Hyundai: ‘flying cars’ to arrive by the end of the decade
UK boss lays out timeline for intra-city VTOL crafts. Time to turn and burn, Mav!
Despite its technical accuracy, 'vertical take-off and landing' doesn't conjure exciting visions of zero-emission cityscapes. So we'll call it what we all know them to be: flying cars. And carmaker Hyundai told TopGear.com it reckons we’ll see something in the skies by the end of the decade.
"It’s not my division, so that probably tells you that it’s not imminent,” Hyundai’s UK boss Michael Cole told TopGear.com. “But we’ve always said that we really see this as being part of the solution for mobility in the future.”
He points to work the Korean manufacturer has already done with Coventry City Council and the UK government to launch ‘Air One’ (pictured below). Not a limited edition Nike trainer, but a hub for future VTOL craft – sorry, flying cars – including air taxis and delivery drones that'll transport cargo and humans across cities.

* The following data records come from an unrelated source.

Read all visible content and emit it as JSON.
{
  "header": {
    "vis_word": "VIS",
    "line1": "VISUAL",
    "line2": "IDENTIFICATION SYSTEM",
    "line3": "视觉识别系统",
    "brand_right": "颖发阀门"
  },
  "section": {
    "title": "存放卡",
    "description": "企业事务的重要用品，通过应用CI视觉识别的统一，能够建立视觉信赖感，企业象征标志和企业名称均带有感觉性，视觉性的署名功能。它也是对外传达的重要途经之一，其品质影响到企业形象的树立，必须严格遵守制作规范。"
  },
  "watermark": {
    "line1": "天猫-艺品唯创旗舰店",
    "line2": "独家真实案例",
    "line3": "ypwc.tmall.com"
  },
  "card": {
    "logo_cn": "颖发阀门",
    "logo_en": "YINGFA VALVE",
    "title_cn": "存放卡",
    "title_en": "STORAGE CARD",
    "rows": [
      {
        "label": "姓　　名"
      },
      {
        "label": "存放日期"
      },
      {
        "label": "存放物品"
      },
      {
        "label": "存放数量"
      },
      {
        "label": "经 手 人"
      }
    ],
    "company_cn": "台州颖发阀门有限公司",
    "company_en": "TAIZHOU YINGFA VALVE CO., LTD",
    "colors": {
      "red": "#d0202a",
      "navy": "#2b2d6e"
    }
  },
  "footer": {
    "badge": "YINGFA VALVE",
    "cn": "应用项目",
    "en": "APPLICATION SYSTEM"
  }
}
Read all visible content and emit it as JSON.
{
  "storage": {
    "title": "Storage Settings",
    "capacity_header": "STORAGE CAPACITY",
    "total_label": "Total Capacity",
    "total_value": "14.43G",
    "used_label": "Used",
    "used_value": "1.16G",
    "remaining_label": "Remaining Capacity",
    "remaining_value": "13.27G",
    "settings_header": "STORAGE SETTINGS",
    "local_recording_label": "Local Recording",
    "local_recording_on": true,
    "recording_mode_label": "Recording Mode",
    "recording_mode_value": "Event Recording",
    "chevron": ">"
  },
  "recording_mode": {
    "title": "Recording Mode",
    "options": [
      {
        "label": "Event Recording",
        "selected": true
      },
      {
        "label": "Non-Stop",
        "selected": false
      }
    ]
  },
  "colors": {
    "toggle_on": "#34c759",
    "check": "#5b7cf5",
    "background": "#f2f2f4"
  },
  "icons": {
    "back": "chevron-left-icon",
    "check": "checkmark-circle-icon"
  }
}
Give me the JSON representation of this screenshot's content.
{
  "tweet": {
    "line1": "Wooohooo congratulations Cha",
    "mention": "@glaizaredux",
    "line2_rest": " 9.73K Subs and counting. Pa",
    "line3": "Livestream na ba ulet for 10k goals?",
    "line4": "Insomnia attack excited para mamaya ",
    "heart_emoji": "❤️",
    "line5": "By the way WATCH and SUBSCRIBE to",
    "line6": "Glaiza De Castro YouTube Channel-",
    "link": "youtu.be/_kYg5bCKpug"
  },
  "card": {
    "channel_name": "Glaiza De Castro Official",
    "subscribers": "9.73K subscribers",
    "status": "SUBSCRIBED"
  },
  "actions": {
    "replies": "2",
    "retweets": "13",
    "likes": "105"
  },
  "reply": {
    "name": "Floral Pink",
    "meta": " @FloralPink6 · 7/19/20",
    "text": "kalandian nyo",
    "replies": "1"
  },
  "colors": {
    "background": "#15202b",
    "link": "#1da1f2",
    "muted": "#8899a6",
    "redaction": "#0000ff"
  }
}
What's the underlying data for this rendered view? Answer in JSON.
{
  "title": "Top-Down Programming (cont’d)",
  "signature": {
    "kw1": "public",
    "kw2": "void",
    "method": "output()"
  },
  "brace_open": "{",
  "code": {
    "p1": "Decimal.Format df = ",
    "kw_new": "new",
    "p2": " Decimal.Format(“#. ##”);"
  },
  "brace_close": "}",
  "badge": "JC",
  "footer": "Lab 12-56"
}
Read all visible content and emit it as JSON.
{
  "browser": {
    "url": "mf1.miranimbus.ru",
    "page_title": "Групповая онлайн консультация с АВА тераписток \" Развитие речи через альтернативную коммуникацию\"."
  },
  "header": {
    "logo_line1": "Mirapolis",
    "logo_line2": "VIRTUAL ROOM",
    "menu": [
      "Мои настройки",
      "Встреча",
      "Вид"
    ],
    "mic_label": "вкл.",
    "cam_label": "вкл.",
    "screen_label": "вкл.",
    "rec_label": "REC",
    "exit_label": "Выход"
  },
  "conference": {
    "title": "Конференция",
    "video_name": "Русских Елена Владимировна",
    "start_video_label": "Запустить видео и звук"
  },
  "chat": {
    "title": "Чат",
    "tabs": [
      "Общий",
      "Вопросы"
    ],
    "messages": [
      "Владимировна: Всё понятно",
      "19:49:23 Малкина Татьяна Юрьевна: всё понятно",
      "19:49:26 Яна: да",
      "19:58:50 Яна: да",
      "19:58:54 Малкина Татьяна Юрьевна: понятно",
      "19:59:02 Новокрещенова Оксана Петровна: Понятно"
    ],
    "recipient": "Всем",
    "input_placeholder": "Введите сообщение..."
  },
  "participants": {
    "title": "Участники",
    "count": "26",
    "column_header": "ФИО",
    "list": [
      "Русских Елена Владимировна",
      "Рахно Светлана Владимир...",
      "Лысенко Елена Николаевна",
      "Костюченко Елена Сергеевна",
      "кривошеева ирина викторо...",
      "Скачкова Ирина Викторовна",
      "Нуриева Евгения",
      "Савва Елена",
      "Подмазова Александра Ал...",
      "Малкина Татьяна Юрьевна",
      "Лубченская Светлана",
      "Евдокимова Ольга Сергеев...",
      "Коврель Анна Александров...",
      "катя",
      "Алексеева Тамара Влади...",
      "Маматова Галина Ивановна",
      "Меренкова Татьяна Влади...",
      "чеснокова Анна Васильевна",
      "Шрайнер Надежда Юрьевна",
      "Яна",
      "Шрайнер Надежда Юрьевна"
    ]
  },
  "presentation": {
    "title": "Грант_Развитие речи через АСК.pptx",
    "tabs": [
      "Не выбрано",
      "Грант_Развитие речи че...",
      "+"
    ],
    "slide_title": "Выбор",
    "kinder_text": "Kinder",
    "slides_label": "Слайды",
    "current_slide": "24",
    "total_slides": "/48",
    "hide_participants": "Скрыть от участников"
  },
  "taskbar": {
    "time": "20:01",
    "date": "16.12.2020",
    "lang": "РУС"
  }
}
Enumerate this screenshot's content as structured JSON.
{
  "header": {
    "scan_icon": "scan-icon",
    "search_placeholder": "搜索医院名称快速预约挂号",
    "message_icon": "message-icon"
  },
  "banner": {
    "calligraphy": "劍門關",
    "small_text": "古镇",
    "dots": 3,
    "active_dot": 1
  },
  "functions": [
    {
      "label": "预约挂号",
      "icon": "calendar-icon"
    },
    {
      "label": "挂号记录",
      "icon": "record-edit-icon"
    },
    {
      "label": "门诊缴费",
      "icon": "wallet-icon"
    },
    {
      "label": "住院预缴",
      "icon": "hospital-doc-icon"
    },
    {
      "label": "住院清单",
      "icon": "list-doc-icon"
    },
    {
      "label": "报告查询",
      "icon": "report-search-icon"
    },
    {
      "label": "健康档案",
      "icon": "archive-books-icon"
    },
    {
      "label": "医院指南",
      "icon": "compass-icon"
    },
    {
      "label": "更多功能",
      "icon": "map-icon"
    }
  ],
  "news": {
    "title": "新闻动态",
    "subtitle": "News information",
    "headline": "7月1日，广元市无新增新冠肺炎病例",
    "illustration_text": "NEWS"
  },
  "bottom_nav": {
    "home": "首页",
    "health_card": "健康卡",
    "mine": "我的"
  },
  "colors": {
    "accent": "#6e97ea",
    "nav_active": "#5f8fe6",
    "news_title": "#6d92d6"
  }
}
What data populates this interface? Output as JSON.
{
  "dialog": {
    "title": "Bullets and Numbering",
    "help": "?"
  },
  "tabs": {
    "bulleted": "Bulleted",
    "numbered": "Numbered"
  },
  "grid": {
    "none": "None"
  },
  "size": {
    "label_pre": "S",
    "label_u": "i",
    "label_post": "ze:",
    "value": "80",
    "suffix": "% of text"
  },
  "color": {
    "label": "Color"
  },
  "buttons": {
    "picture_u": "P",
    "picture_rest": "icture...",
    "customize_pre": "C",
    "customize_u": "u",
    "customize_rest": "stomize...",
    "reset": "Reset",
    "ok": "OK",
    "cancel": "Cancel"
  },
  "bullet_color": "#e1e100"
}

Indeed it’s this that Cole reckons will be the first step. “We could see some intra-city type application with the Urban Air Mobility for cargo, but maybe for passengers. But that’s towards the end of this decade and obviously smaller scale.”
Last year, Hyundai unveiled renders of a battery electric flying car it designed in collaboration with Supernal, a US mobility company Hyundai owns. The concept featured a five-seater cabin and utilised a load of carbon fibre and recyclable CFRP in its construction to keep weight down, too.
At the time Hyundai and Supernal noted how the concept was designed for short urban journeys, with work already having begun on a long-range hydrogen-powered flying car that’ll arrive in the next decade.
Because, as Cole said: “Beyond that, we definitely see this as a viable, additional mobility solution that the Group will offer”.